■孫を見ると、幼稚園に通う姿を見たいし、小学校の卒業式も見たくなる
「昨年5月から同居している娘夫婦は、生まれたばかりの孫の世話で手いっぱい。だから私は“メシ炊きババア”で、昼食と夕食を作っては運んでいます(笑)」
日常生活を明るく語る一方、死をリアルに感じ、毎年12月にはエンディングノートを更新している。

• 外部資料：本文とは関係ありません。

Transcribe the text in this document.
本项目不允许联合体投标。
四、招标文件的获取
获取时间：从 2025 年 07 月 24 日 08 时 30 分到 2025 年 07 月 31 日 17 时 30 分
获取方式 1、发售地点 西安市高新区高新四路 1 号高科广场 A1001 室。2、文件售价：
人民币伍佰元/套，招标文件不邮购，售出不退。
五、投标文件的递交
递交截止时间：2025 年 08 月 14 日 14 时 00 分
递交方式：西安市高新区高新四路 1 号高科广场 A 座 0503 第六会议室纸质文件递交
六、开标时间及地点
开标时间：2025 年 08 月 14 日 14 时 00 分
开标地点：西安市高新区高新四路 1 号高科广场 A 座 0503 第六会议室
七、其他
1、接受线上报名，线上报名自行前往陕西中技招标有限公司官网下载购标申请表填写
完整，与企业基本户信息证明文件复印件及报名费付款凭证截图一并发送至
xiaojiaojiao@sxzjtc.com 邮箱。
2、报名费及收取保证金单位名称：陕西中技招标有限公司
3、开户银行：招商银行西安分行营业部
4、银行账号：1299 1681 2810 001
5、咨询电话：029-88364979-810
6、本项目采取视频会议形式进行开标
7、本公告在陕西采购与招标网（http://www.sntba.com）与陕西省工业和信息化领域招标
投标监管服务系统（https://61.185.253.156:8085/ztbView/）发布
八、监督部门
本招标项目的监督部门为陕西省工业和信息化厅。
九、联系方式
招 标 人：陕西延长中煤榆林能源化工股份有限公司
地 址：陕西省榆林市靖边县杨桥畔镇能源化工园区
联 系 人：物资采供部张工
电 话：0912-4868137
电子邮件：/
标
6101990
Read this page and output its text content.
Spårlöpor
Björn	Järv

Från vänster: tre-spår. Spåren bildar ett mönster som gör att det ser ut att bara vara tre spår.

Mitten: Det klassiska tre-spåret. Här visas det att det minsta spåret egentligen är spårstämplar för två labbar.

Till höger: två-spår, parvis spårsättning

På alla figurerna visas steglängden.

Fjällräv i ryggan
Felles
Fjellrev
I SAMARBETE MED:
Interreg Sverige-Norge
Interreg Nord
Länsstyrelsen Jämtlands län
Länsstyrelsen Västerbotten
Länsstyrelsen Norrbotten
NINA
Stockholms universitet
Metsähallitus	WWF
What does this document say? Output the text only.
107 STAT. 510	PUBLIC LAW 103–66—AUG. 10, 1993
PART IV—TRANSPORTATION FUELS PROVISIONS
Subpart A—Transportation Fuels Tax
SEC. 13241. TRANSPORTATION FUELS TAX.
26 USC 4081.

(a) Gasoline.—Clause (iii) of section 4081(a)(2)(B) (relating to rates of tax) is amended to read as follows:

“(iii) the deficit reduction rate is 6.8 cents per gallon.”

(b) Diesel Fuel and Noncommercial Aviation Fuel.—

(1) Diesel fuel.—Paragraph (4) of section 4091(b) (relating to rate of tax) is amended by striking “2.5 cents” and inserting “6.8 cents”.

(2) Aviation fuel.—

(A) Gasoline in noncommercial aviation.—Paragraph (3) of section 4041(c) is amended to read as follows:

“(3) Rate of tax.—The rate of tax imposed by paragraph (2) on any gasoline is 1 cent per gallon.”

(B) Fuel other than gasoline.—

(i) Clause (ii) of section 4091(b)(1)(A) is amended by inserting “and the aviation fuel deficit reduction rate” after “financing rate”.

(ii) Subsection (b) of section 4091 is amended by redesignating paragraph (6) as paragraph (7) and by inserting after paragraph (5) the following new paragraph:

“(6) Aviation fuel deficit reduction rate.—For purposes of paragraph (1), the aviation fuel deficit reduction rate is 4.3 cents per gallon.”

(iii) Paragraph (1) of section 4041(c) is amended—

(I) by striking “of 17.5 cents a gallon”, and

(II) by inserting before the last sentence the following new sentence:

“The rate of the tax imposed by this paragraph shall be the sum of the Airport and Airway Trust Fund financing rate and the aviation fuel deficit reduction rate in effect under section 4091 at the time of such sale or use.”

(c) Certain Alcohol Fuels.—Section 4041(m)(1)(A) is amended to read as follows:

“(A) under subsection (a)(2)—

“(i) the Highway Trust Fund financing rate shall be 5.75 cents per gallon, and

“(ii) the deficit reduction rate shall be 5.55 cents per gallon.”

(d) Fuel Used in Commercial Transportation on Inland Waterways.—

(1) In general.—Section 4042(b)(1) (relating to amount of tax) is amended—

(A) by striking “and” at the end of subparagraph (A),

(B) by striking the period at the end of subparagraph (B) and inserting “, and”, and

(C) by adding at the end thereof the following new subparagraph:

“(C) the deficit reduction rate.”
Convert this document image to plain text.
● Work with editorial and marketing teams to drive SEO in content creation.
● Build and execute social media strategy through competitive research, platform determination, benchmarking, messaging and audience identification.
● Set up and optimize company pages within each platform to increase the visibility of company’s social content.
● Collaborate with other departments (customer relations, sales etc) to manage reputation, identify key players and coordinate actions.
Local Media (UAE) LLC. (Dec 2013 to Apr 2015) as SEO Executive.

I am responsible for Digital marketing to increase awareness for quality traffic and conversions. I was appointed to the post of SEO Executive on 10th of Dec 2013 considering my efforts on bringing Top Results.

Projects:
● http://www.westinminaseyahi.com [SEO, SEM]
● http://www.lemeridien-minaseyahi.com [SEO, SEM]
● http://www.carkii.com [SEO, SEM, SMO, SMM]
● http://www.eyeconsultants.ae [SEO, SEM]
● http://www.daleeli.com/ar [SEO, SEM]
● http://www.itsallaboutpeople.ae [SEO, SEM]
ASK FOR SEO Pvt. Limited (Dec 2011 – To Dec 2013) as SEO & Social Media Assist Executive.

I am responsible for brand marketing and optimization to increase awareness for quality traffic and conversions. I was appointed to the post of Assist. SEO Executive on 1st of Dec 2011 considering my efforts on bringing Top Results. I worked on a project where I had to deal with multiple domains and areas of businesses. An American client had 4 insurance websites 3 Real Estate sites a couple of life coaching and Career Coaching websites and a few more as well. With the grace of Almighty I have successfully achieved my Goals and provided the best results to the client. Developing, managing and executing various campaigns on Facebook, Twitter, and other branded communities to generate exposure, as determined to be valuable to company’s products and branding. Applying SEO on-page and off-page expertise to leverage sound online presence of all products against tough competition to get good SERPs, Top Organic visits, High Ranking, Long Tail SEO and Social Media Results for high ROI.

「家族に迷惑をかけずに死にたいと思っていても、必ず迷惑はかけるはず。少しでも負担を減らそうと、金融口座やつみたてNISA口座、加入しているサブスクなどの情報を記しているんですね。『私が死んだら、まずこれを見ろ』と、金庫にしまっているんです」
抗がん剤が奏功したとはいえ、副作用にも付き合っていかなければならない。
「抗がん剤治療が終わって半年ほどしてから、くるぶしから下にしびれが出るように。1年半前からは“シャー”っと耳鳴りがあります」
今年4月には、内視鏡手術も行っている。
「抗がん剤ではたたききれなかった、転移ではない異時性といわれる隠れた病変“小鬼”が見つかって、切除したんです」
今後もがんや、その副作用と共存していくことになる。
「がんサバイバーということで、何があるかわかりません。そのため、穴があけられない舞台の仕事のチャンスが回ってこないのが残念ではありますが……。でも、今後も前向きに、少しでもがん闘病中の人や、がんサバイバーの人を勇気づけるために、自らの闘病を発信していきたいですね」
講演活動や絵画などの創作活動にも力を入れ、個展では作品の売り上げの一部をがん研究などのために寄付している。
「孫の育児が少し落ち着いたら、一時中断している陶芸の勉強も再開して、来年の個展に向けて作品を作っていこうと考えているんです。やりたいことを実現していきたいんです」
2年後の話をする際、つい「そのとき生きていないかも」と口走ってしまうこともあるが、孫の誕生で生きることへの欲も出てきた。
「すごく長生きにこだわっているわけではないんですが、孫を見ると、幼稚園に通う姿を見たくなるし、小学校の卒業式も見たくなります。さすがに成人式まではキツいかなって思うけどね」
新たな命をモチベーションにして、がんと共存しながらも暢気に人生を楽しみ続ける──。